Cette plateforme numérique sera ouverte sur projets aux chercheurs, aux associations de patients et citoyens, aux institutions, aux start-up, et aux différentes parties prenantes du secteur de la santé. Cette plateforme bénéficie d’un haut degré de sécurité et ne pourra conserver que des données non nominatives. Elle permettra de « croiser les bases de données de santé dont nous disposons et de faciliter leurs utilisations par les nombreuses équipes de recherche et de développement avec un respect total de la vie privée des usagers du système de santé ».

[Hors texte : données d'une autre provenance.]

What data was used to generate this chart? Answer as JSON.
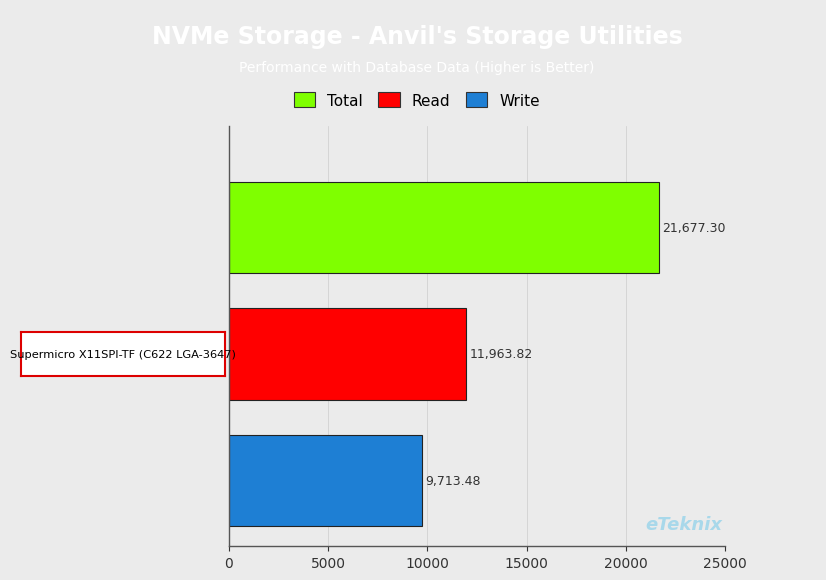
{
  "title": "NVMe Storage - Anvil's Storage Utilities",
  "subtitle": "Performance with Database Data (Higher is Better)",
  "title_bg_color": "#1ab0e8",
  "title_text_color": "#ffffff",
  "subtitle_text_color": "#ffffff",
  "ylabel_label": "Supermicro X11SPI-TF (C622 LGA-3647)",
  "categories": [
    "Total",
    "Read",
    "Write"
  ],
  "values": [
    21677.3,
    11963.82,
    9713.48
  ],
  "bar_colors": [
    "#7fff00",
    "#ff0000",
    "#1e7fd4"
  ],
  "bar_edge_color": "#222222",
  "xlim": [
    0,
    25000
  ],
  "xticks": [
    0,
    5000,
    10000,
    15000,
    20000,
    25000
  ],
  "value_labels": [
    "21,677.30",
    "11,963.82",
    "9,713.48"
  ],
  "legend_colors": [
    "#7fff00",
    "#ff0000",
    "#1e7fd4"
  ],
  "legend_labels": [
    "Total",
    "Read",
    "Write"
  ],
  "bg_color": "#ebebeb",
  "plot_bg_color": "#ebebeb",
  "watermark": "eTeknix",
  "watermark_color": "#a8d8ea",
  "title_fontsize": 17,
  "subtitle_fontsize": 10,
  "tick_fontsize": 10,
  "value_fontsize": 9,
  "legend_fontsize": 11,
  "ylabel_box_color": "#ffffff",
  "ylabel_box_edge": "#dd0000"
}
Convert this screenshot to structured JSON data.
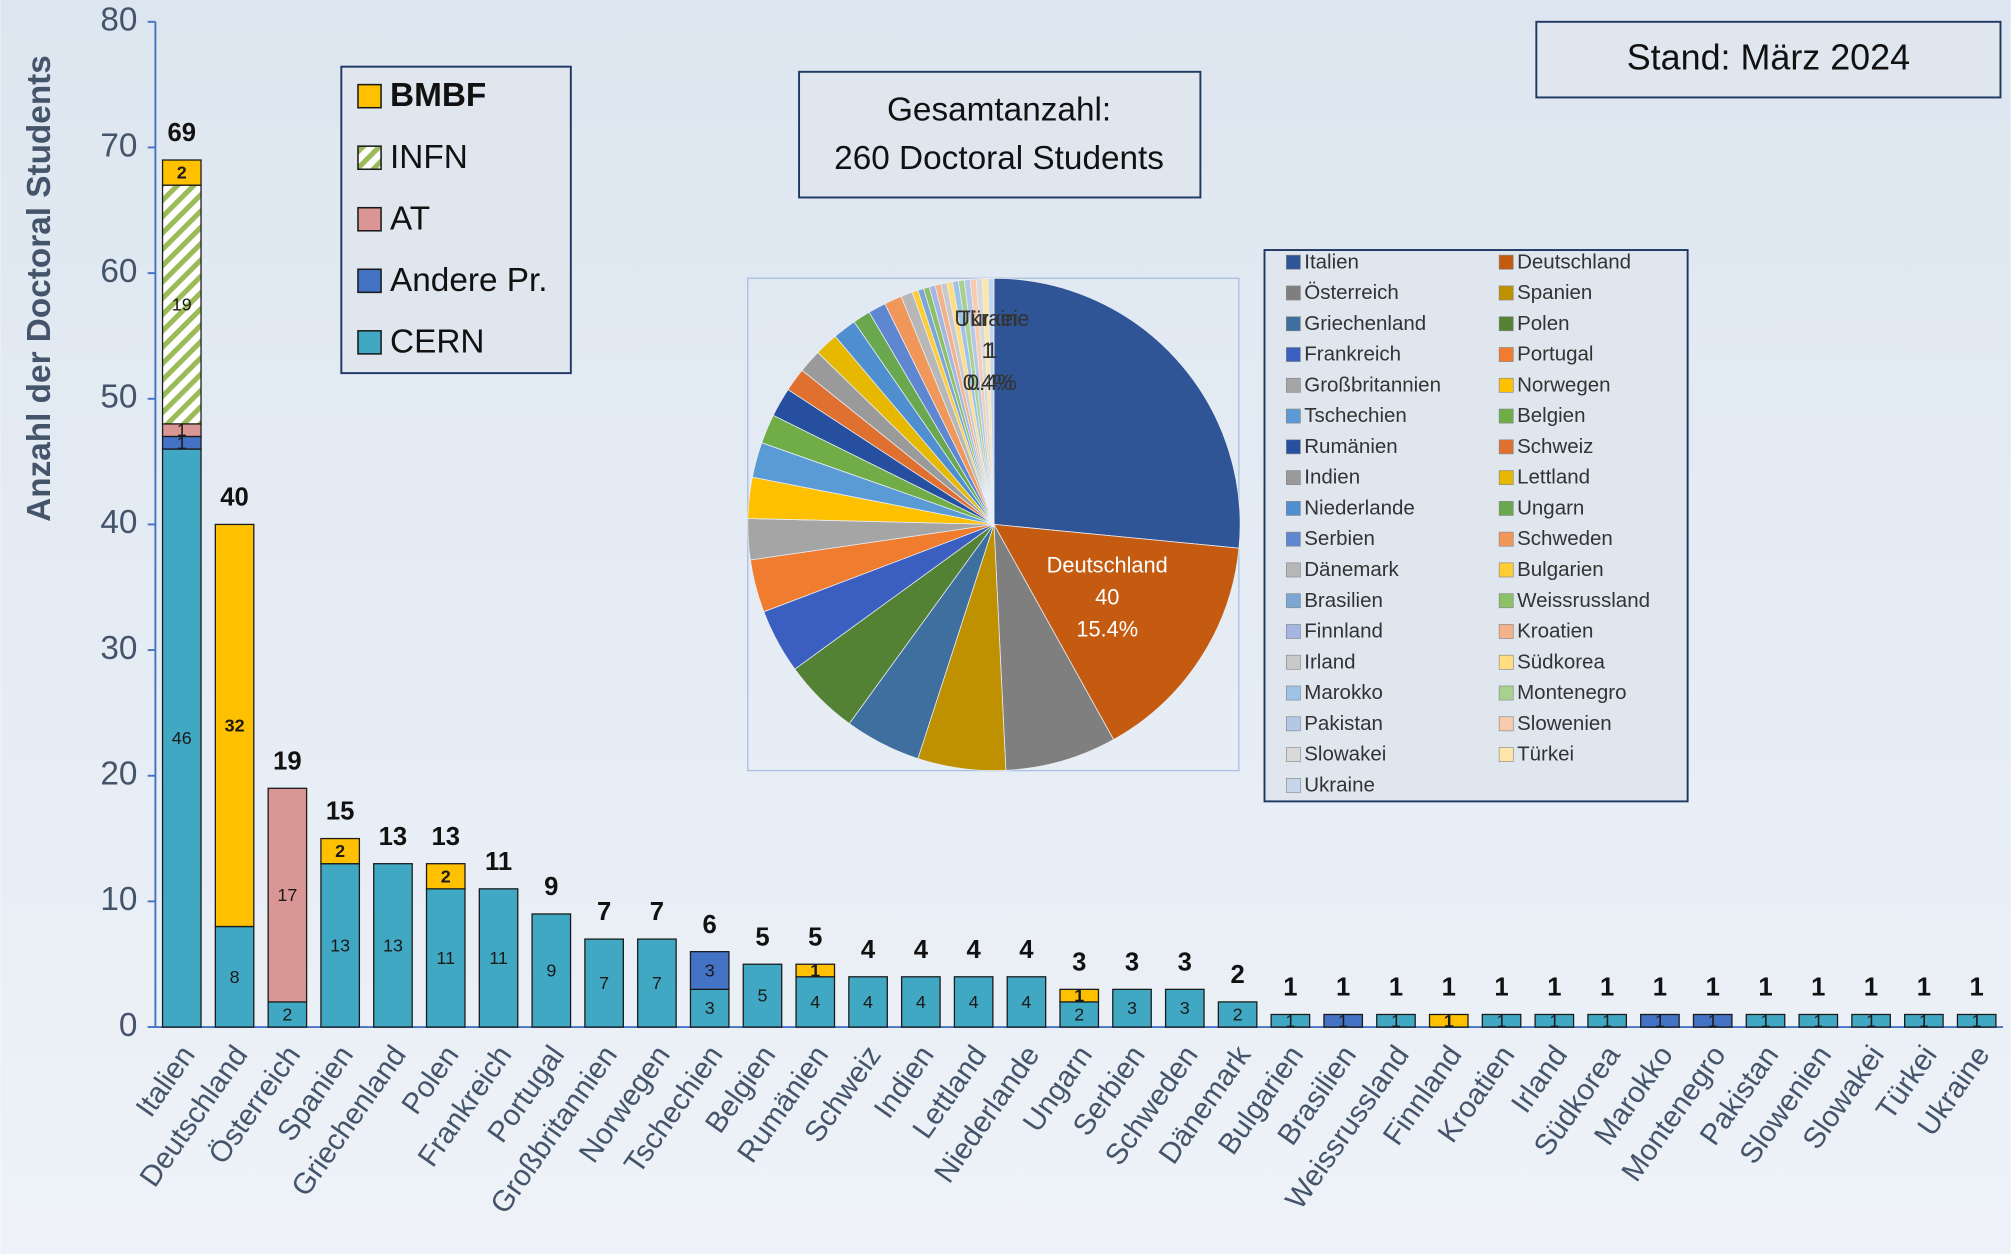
{
  "chart_data": [
    {
      "type": "bar",
      "stacked": true,
      "ylabel": "Anzahl der Doctoral Students",
      "annotations": [
        "Stand: März 2024",
        "Gesamtanzahl:",
        "260 Doctoral Students"
      ],
      "categories": [
        "Italien",
        "Deutschland",
        "Österreich",
        "Spanien",
        "Griechenland",
        "Polen",
        "Frankreich",
        "Portugal",
        "Großbritannien",
        "Norwegen",
        "Tschechien",
        "Belgien",
        "Rumänien",
        "Schweiz",
        "Indien",
        "Lettland",
        "Niederlande",
        "Ungarn",
        "Serbien",
        "Schweden",
        "Dänemark",
        "Bulgarien",
        "Brasilien",
        "Weissrussland",
        "Finnland",
        "Kroatien",
        "Irland",
        "Südkorea",
        "Marokko",
        "Montenegro",
        "Pakistan",
        "Slowenien",
        "Slowakei",
        "Türkei",
        "Ukraine"
      ],
      "series": [
        {
          "name": "CERN",
          "color": "#41a8c4",
          "values": [
            46,
            8,
            2,
            13,
            13,
            11,
            11,
            9,
            7,
            7,
            3,
            5,
            4,
            4,
            4,
            4,
            4,
            2,
            3,
            3,
            2,
            1,
            0,
            1,
            0,
            1,
            1,
            1,
            0,
            0,
            1,
            1,
            1,
            1,
            1
          ]
        },
        {
          "name": "Andere Pr.",
          "color": "#4472c4",
          "values": [
            1,
            0,
            0,
            0,
            0,
            0,
            0,
            0,
            0,
            0,
            3,
            0,
            0,
            0,
            0,
            0,
            0,
            0,
            0,
            0,
            0,
            0,
            1,
            0,
            0,
            0,
            0,
            0,
            1,
            1,
            0,
            0,
            0,
            0,
            0
          ]
        },
        {
          "name": "AT",
          "color": "#d99694",
          "values": [
            1,
            0,
            17,
            0,
            0,
            0,
            0,
            0,
            0,
            0,
            0,
            0,
            0,
            0,
            0,
            0,
            0,
            0,
            0,
            0,
            0,
            0,
            0,
            0,
            0,
            0,
            0,
            0,
            0,
            0,
            0,
            0,
            0,
            0,
            0
          ]
        },
        {
          "name": "INFN",
          "color": "#9bbb59",
          "pattern": "hatch",
          "values": [
            19,
            0,
            0,
            0,
            0,
            0,
            0,
            0,
            0,
            0,
            0,
            0,
            0,
            0,
            0,
            0,
            0,
            0,
            0,
            0,
            0,
            0,
            0,
            0,
            0,
            0,
            0,
            0,
            0,
            0,
            0,
            0,
            0,
            0,
            0
          ]
        },
        {
          "name": "BMBF",
          "color": "#ffc000",
          "values": [
            2,
            32,
            0,
            2,
            0,
            2,
            0,
            0,
            0,
            0,
            0,
            0,
            1,
            0,
            0,
            0,
            0,
            1,
            0,
            0,
            0,
            0,
            0,
            0,
            1,
            0,
            0,
            0,
            0,
            0,
            0,
            0,
            0,
            0,
            0
          ]
        }
      ],
      "totals": [
        69,
        40,
        19,
        15,
        13,
        13,
        11,
        9,
        7,
        7,
        6,
        5,
        5,
        4,
        4,
        4,
        4,
        3,
        3,
        3,
        2,
        1,
        1,
        1,
        1,
        1,
        1,
        1,
        1,
        1,
        1,
        1,
        1,
        1,
        1
      ],
      "ylim": [
        0,
        80
      ],
      "yticks": [
        0,
        10,
        20,
        30,
        40,
        50,
        60,
        70,
        80
      ],
      "grid": false,
      "legend": "upper left"
    },
    {
      "type": "pie",
      "categories": [
        "Italien",
        "Deutschland",
        "Österreich",
        "Spanien",
        "Griechenland",
        "Polen",
        "Frankreich",
        "Portugal",
        "Großbritannien",
        "Norwegen",
        "Tschechien",
        "Belgien",
        "Rumänien",
        "Schweiz",
        "Indien",
        "Lettland",
        "Niederlande",
        "Ungarn",
        "Serbien",
        "Schweden",
        "Dänemark",
        "Bulgarien",
        "Brasilien",
        "Weissrussland",
        "Finnland",
        "Kroatien",
        "Irland",
        "Südkorea",
        "Marokko",
        "Montenegro",
        "Pakistan",
        "Slowenien",
        "Slowakei",
        "Türkei",
        "Ukraine"
      ],
      "values": [
        69,
        40,
        19,
        15,
        13,
        13,
        11,
        9,
        7,
        7,
        6,
        5,
        5,
        4,
        4,
        4,
        4,
        3,
        3,
        3,
        2,
        1,
        1,
        1,
        1,
        1,
        1,
        1,
        1,
        1,
        1,
        1,
        1,
        1,
        1
      ],
      "value_labels": [
        null,
        "15.4%",
        null,
        null,
        null,
        null,
        null,
        null,
        null,
        null,
        null,
        null,
        null,
        null,
        null,
        null,
        null,
        null,
        null,
        null,
        null,
        null,
        null,
        null,
        null,
        null,
        null,
        null,
        null,
        null,
        null,
        null,
        null,
        "0.4%",
        "0.4%"
      ],
      "colors": [
        "#2f5597",
        "#c55a11",
        "#7f7f7f",
        "#bf9000",
        "#3f6f9f",
        "#548235",
        "#3a5fc0",
        "#f07c30",
        "#a5a5a5",
        "#ffc000",
        "#5b9bd5",
        "#70ad47",
        "#264fa0",
        "#e07030",
        "#9a9a9a",
        "#e6b800",
        "#4f8fcf",
        "#6aa84f",
        "#5f86d0",
        "#f1975a",
        "#b7b7b7",
        "#ffcd33",
        "#7ca7d5",
        "#8cc168",
        "#a3b5e0",
        "#f4b18a",
        "#c9c9c9",
        "#ffdd80",
        "#9dc3e6",
        "#a9d18e",
        "#b4c7e7",
        "#f8cbad",
        "#d9d9d9",
        "#fee6a8",
        "#c5d5ea"
      ],
      "legend": "right"
    }
  ]
}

Le communiqué du 2 décembre 2019 précise : en 18 mois, un travail important a été accompli. À partir d’une feuille de route établie avec l’ensemble des parties prenantes, les infrastructures juridiques et techniques ont été développées. Le 24 juillet 2019, la loi relative à l’organisation et la transformation du système de santé, dont l’article 41 définit le GIP Plateforme de données de santé (le Health data hub) a été promulguée. Quatre mois après, cette structure est officiellement créée et les textes relatifs à sa création, publiés le 30 novembre 2019.

La ministre des solidarités et de la santé a fixé d’ores et déjà les premiers axes de la feuille de route du GIP. Il devra, d’ici 2022, enrichir le catalogue de données, déployer une offre attractive de services pour faciliter le traitement et l’usage des données, informer les usagers du système de santé et leur faciliter l’exercice de l’ensemble de leurs droits et d’acquérir une visibilité nationale et internationale. Il s’appuiera pour cela sur des partenariats, prioritairement en France et en Europe, avec des instituts de recherche et des producteurs de données.